The movie critics of America, who came out of the closet as anti-violence zealots a few months ago with the release of "The Passion of the Christ," are now issuing reviews on the latest Quentin Tarantino offering, "Kill Bill, Vol. 2," which opens today. Their verdict? They love it, of course.

According to CNN's Paul Clinton:
...Tarantino takes the audience back to the chapel where the first film began. But this time he takes us back just a bit earlier, to the point right before the Bride and her wedding party were gunned down by Bill's assassination squad in "Vol. 1."
Presumably, the gunning down of a wedding party was rather violent in the first film, which according to reports at the time employed more fake blood (over 1000 gallons) during shooting than any other film in history. Nonetheless, Clinton says that "Vol. 2" is "a rip-roaring, highly entertaining, extremely enjoyable continuation to 'Vol. 1'..."
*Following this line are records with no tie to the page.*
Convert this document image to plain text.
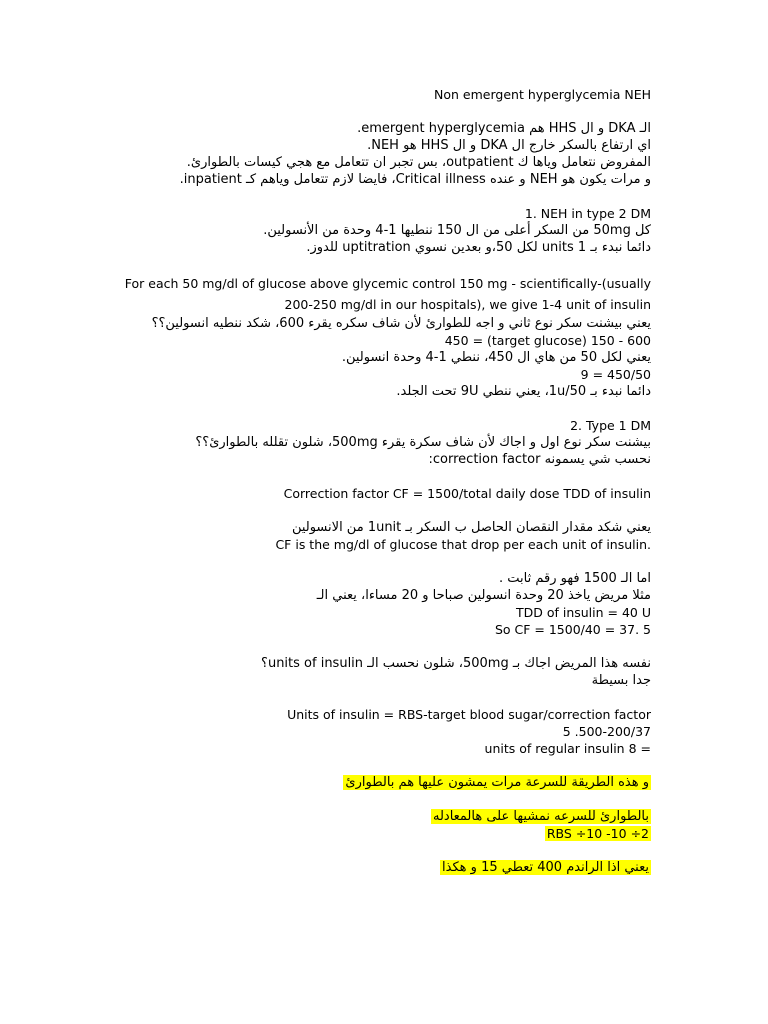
Non emergent hyperglycemia NEH
الـ DKA و ال HHS هم emergent hyperglycemia.
اي ارتفاع بالسكر خارج ال DKA و ال HHS هو NEH.
المفروض نتعامل وياها ك outpatient، بس تجبر ان تتعامل مع هجي كيسات بالطوارئ.
و مرات يكون هو NEH و عنده Critical illness، فايضا لازم تتعامل وياهم كـ inpatient.
1. NEH in type 2 DM
كل 50mg من السكر أعلى من ال 150 ننطيها 1-4 وحدة من الأنسولين.
دائما نبدء بـ 1 units لكل 50،و بعدين نسوي uptitration للدوز.
For each 50 mg/dl of glucose above glycemic control 150 mg - scientifically-(usually 200-250 mg/dl in our hospitals), we give 1-4 unit of insulin
يعني بيشنت سكر نوع ثاني و اجه للطوارئ لأن شاف سكره يقرء 600، شكد ننطيه انسولين؟؟
600 - 150 (target glucose) = 450
يعني لكل 50 من هاي ال 450، ننطي 1-4 وحدة انسولين.
450/50 = 9
دائما نبدء بـ 1u/50، يعني ننطي 9U تحت الجلد.
2. Type 1 DM
بيشنت سكر نوع اول و اجاك لأن شاف سكرة يقرء 500mg، شلون تقلله بالطوارئ؟؟
نحسب شي يسمونه correction factor:
Correction factor CF = 1500/total daily dose TDD of insulin
يعني شكد مقدار النقصان الحاصل ب السكر بـ 1unit من الانسولين
CF is the mg/dl of glucose that drop per each unit of insulin.
اما الـ 1500 فهو رقم ثابت .
مثلا مريض ياخذ 20 وحدة انسولين صباحا و 20 مساءا، يعني الـ
TDD of insulin = 40 U
So CF = 1500/40 = 37. 5
نفسه هذا المريض اجاك بـ 500mg، شلون نحسب الـ units of insulin؟
جدا بسيطة
Units of insulin = RBS-target blood sugar/correction factor
500-200/37. 5
= 8 units of regular insulin
و هذه الطريقة للسرعة مرات يمشون عليها هم بالطوارئ
بالطوارئ للسرعه نمشيها على هالمعادله
RBS ÷10 -10 ÷2
يعني اذا الراندم 400 تعطي 15 و هكذا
Jami Bernard of the New York Daily News really had her panties wadded up in a bunch over the violence in "The Passion." In February, Bernard (author of the book Quentin Tarantino: The Man and His Movies) said of Mel Gibson's film, "The violence is grotesque, savage and often fetishized in slo-mo." And she ominously warned that "No child should see this movie. Even adults are at risk."
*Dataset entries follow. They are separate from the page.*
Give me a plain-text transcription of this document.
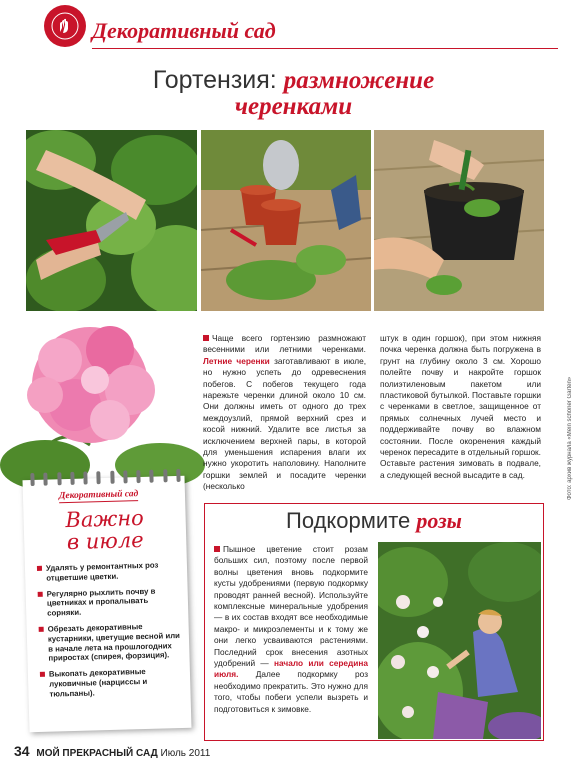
Декоративный сад
Гортензия: размножение
черенками

Чаще всего гортензию размножают весенними или летними черенками. Летние черенки заготавливают в июле, но нужно успеть до одревеснения побегов. С побегов текущего года нарежьте черенки длиной около 10 см. Они должны иметь от одного до трех междоузлий, прямой верхний срез и косой нижний. Удалите все листья за исключением верхней пары, в которой для уменьшения испарения влаги их нужно укоротить наполовину. Наполните горшки землей и посадите черенки (несколько

штук в один горшок), при этом нижняя почка черенка должна быть погружена в грунт на глубину около 3 см. Хорошо полейте почву и накройте горшок полиэтиленовым пакетом или пластиковой бутылкой. Поставьте горшки с черенками в светлое, защищенное от прямых солнечных лучей место и поддерживайте почву во влажном состоянии. После окоренения каждый черенок пересадите в отдельный горшок. Оставьте растения зимовать в подвале, а следующей весной высадите в сад.	Фото: архив журнала «Mein schöner Garten»
Декоративный сад
Важно
в июле
Удалять у ремонтантных роз отцветшие цветки.
Регулярно рыхлить почву в цветниках и пропалывать сорняки.
Обрезать декоративные кустарники, цветущие весной или в начале лета на прошлогодних приростах (спирея, форзиция).
Выкопать декоративные луковичные (нарциссы и тюльпаны).
Подкормите розы

Пышное цветение стоит розам больших сил, поэтому после первой волны цветения вновь подкормите кусты удобрениями (первую подкормку проводят ранней весной). Используйте комплексные минеральные удобрения — в их состав входят все необходимые макро- и микроэлементы и к тому же они легко усваиваются растениями. Последний срок внесения азотных удобрений — начало или середина июля. Далее подкормку роз необходимо прекратить. Это нужно для того, чтобы побеги успели вызреть и подготовиться к зимовке.

34 МОЙ ПРЕКРАСНЫЙ САД Июль 2011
On the other hand, while she doesn't think that "Kill Bill, Vol. 2" is all that great a movie ("it has no heart"), she oddly doesn't seem to have a big problem with its violence. She doesn't even warn people that they are "at risk."

Speaking of the film's heroine, Bernard says:
In "Kill Bill: Vol. 2," she is shot, trussed, buried alive and spat upon.
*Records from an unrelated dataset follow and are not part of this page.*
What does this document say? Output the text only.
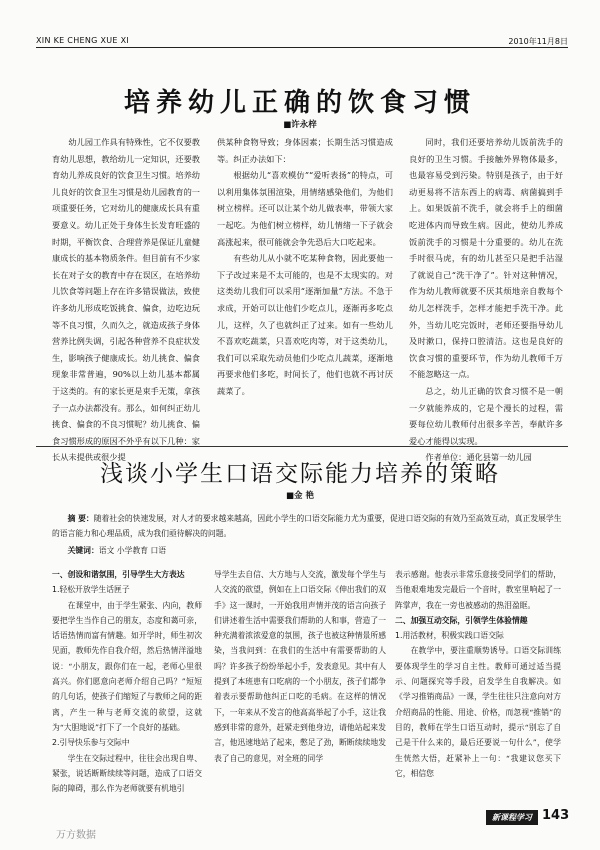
XIN KE CHENG XUE XI	2010年11月8日
培养幼儿正确的饮食习惯
■许永梓

幼儿园工作具有特殊性，它不仅要教育幼儿思想，教给幼儿一定知识，还要教育幼儿养成良好的饮食卫生习惯。培养幼儿良好的饮食卫生习惯是幼儿园教育的一项重要任务，它对幼儿的健康成长具有重要意义。幼儿正处于身体生长发育旺盛的时期，平衡饮食、合理营养是保证儿童健康成长的基本物质条件。但目前有不少家长在对子女的教育中存在误区，在培养幼儿饮食等问题上存在许多错误做法，致使许多幼儿形成吃饭挑食、偏食，边吃边玩等不良习惯，久而久之，就造成孩子身体营养比例失调，引起各种营养不良症状发生，影响孩子健康成长。幼儿挑食、偏食现象非常普遍，90%以上幼儿基本都属于这类的。有的家长更是束手无策，拿孩子一点办法都没有。那么，如何纠正幼儿挑食、偏食的不良习惯呢？幼儿挑食、偏食习惯形成的原因不外乎有以下几种：家长从未提供或很少提

供某种食物导致；身体因素；长期生活习惯造成等。纠正办法如下：

根据幼儿“喜欢模仿”“爱听表扬”的特点，可以利用集体氛围渲染，用情绪感染他们，为他们树立榜样。还可以让某个幼儿做表率，带领大家一起吃。为他们树立榜样，幼儿情绪一下子就会高涨起来，很可能就会争先恐后大口吃起来。

有些幼儿从小就不吃某种食物，因此要他一下子改过来是不太可能的，也是不太现实的。对这类幼儿我们可以采用“逐渐加量”方法。不急于求成，开始可以让他们少吃点儿，逐渐再多吃点儿，这样，久了也就纠正了过来。如有一些幼儿不喜欢吃蔬菜，只喜欢吃肉等，对于这类幼儿，我们可以采取先动员他们少吃点儿蔬菜，逐渐地再要求他们多吃，时间长了，他们也就不再讨厌蔬菜了。

同时，我们还要培养幼儿饭前洗手的良好的卫生习惯。手接触外界物体最多，也最容易受到污染。特别是孩子，由于好动更易将不洁东西上的病毒、病菌搞到手上。如果饭前不洗手，就会将手上的细菌吃进体内而导致生病。因此，使幼儿养成饭前洗手的习惯是十分重要的。幼儿在洗手时很马虎，有的幼儿甚至只是把手沾湿了就说自己“洗干净了”。针对这种情况，作为幼儿教师就要不厌其烦地亲自教每个幼儿怎样洗手，怎样才能把手洗干净。此外，当幼儿吃完饭时，老师还要指导幼儿及时漱口，保持口腔清洁。这也是良好的饮食习惯的重要环节，作为幼儿教师千万不能忽略这一点。

总之，幼儿正确的饮食习惯不是一朝一夕就能养成的，它是个漫长的过程，需要每位幼儿教师付出很多辛苦，奉献许多爱心才能得以实现。

作者单位：通化县第一幼儿园

浅谈小学生口语交际能力培养的策略
■金 艳
摘 要：随着社会的快速发展，对人才的要求越来越高，因此小学生的口语交际能力尤为重要，促进口语交际的有效乃至高效互动，真正发展学生的语言能力和心理品质，成为我们亟待解决的问题。
关键词：语文 小学教育 口语

一、创设和谐氛围，引导学生大方表达

1.轻松开放学生话匣子

在课堂中，由于学生紧张、内向，教师要把学生当作自己的朋友，态度和蔼可亲，话语热情而富有情趣。如开学时，师生初次见面，教师先作自我介绍，然后热情洋溢地说：“小朋友，跟你们在一起，老师心里很高兴。你们愿意向老师介绍自己吗？”短短的几句话，使孩子们缩短了与教师之间的距离，产生一种与老师交流的欲望，这就为“大胆地说”打下了一个良好的基础。

2.引导快乐参与交际中

学生在交际过程中，往往会出现自卑、紧张，说话断断续续等问题，造成了口语交际的障碍，那么作为老师就要有机地引

导学生去自信、大方地与人交流，激发每个学生与人交流的欲望，例如在上口语交际《伸出我们的双手》这一课时，一开始我用声情并茂的语言向孩子们讲述着生活中需要我们帮助的人和事，营造了一种充满着浓浓爱意的氛围，孩子也被这种情景所感染，当我问到：在我们的生活中有需要帮助的人吗？许多孩子纷纷举起小手，发表意见。其中有人提到了本班患有口吃病的一个小朋友，孩子们都争着表示要帮助他纠正口吃的毛病。在这样的情况下，一年来从不发言的他高高举起了小手，这让我感到非常的意外，赶紧走到他身边，请他站起来发言，他迅速地站了起来，憋足了劲，断断续续地发表了自己的意见，对全班的同学

表示感谢。他表示非常乐意接受同学们的帮助，当他艰难地发完最后一个音时，教室里响起了一阵掌声，我在一旁也被感动的热泪盈眶。

二、加强互动交际，引领学生体验情趣

1.用活教材，积极实践口语交际

在教学中，要注重顺势诱导。口语交际训练要体现学生的学习自主性。教师可通过适当提示、问题探究等手段，启发学生自我解决。如《学习推销商品》一课，学生往往只注意向对方介绍商品的性能、用途、价格，而忽视“推销”的目的，教师在学生口语互动时，提示“别忘了自己是干什么来的，最后还要说一句什么”，使学生恍然大悟，赶紧补上一句：“我建议您买下它，相信您

新课程学习 143
万方数据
She is beaten from here to next week by the remaining members of the Deadly Viper Assassination Squad.

All this frenzy, all these "quotes" from other movies, and yet "Vol. 2" is strangely static - a dulling experience that can safely be admired from afar without it ever engaging the senses.
In addition to admiring the film from afar, Bernard also laments that it's no "Pulp Fiction," a film in which one character is accidentally shot in the head in a car, causing two other characters to have to spend a good deal of the movie removing the bloody pieces of his brain from the car's interior.

Houson Chronicle reviewer Eric Harrison in February gave "The Passion" a grade of F, criticizing the film's "obsessive need to zoom in and linger on bloodletting" and it's "caricatures of sadistic villains."

In his review of "Kill Bill, Vol. 2," (which he gives a B) Harrison chastizes Tarantino for not employing enough violence. "Too much talk," he says.
Vol. 1 was a kick, an hour-and-a-half adrenaline rush, but we missed Quentin Tarantino's way with words, his clever extravagance and raw effrontery, the irrelevant soliloquies on pop culture.

Vol. 2, which opens today, is filled with talk -- slooooow talk. There's so much blabbing, we want to cry out to the screen for swordplay, kung fu, arm wrestling -- anything but more talk.
The "anything" Harrison is pining for includes that 1000 gallons of movie blood spilled in the beloved "Vol. 1."

Peter Howell of the Toronto Star panned "The Passion," huffing:
The Passion is a two-hour snuff film, the spectacle of a man being brutally murdered in a public arena, created for the satisfaction of popcorn-chewing voyeurs.
Now, the queasy-about-violence Howell finds himself in the throes of ecstasy over "Kill Bill, Vol. 2," saying:
The violence of Kill Bill is not mindless, but motivated by a parent's love and a lover's rage. Or as Bill so succinctly puts it: "There are consequences to breaking the heart of a murderous bastard."

This justification may not entirely excuse the butchery - be warned, this is still a bloody affair - but it shows that Tarantino has come a distance from Reservoir Dogs and Pulp Fiction, where it seemed that the killing was more for kicks.

Tarantino seems to view love as a form of sadism, but it is love nonetheless. And as he so thrillingly demonstrates in Kill Bill: Vol. 2, there is no emotion stronger than it.
And of course the list of examples goes on and on. As so often happens when one tries to go cold-turkey, the movie critics were only able to hold their staunch anti-violence stance through one weekend for one movie.

(UPDATE: LittleA also has another great example from Kirk Honeycutt of the Hollywood Reporter.)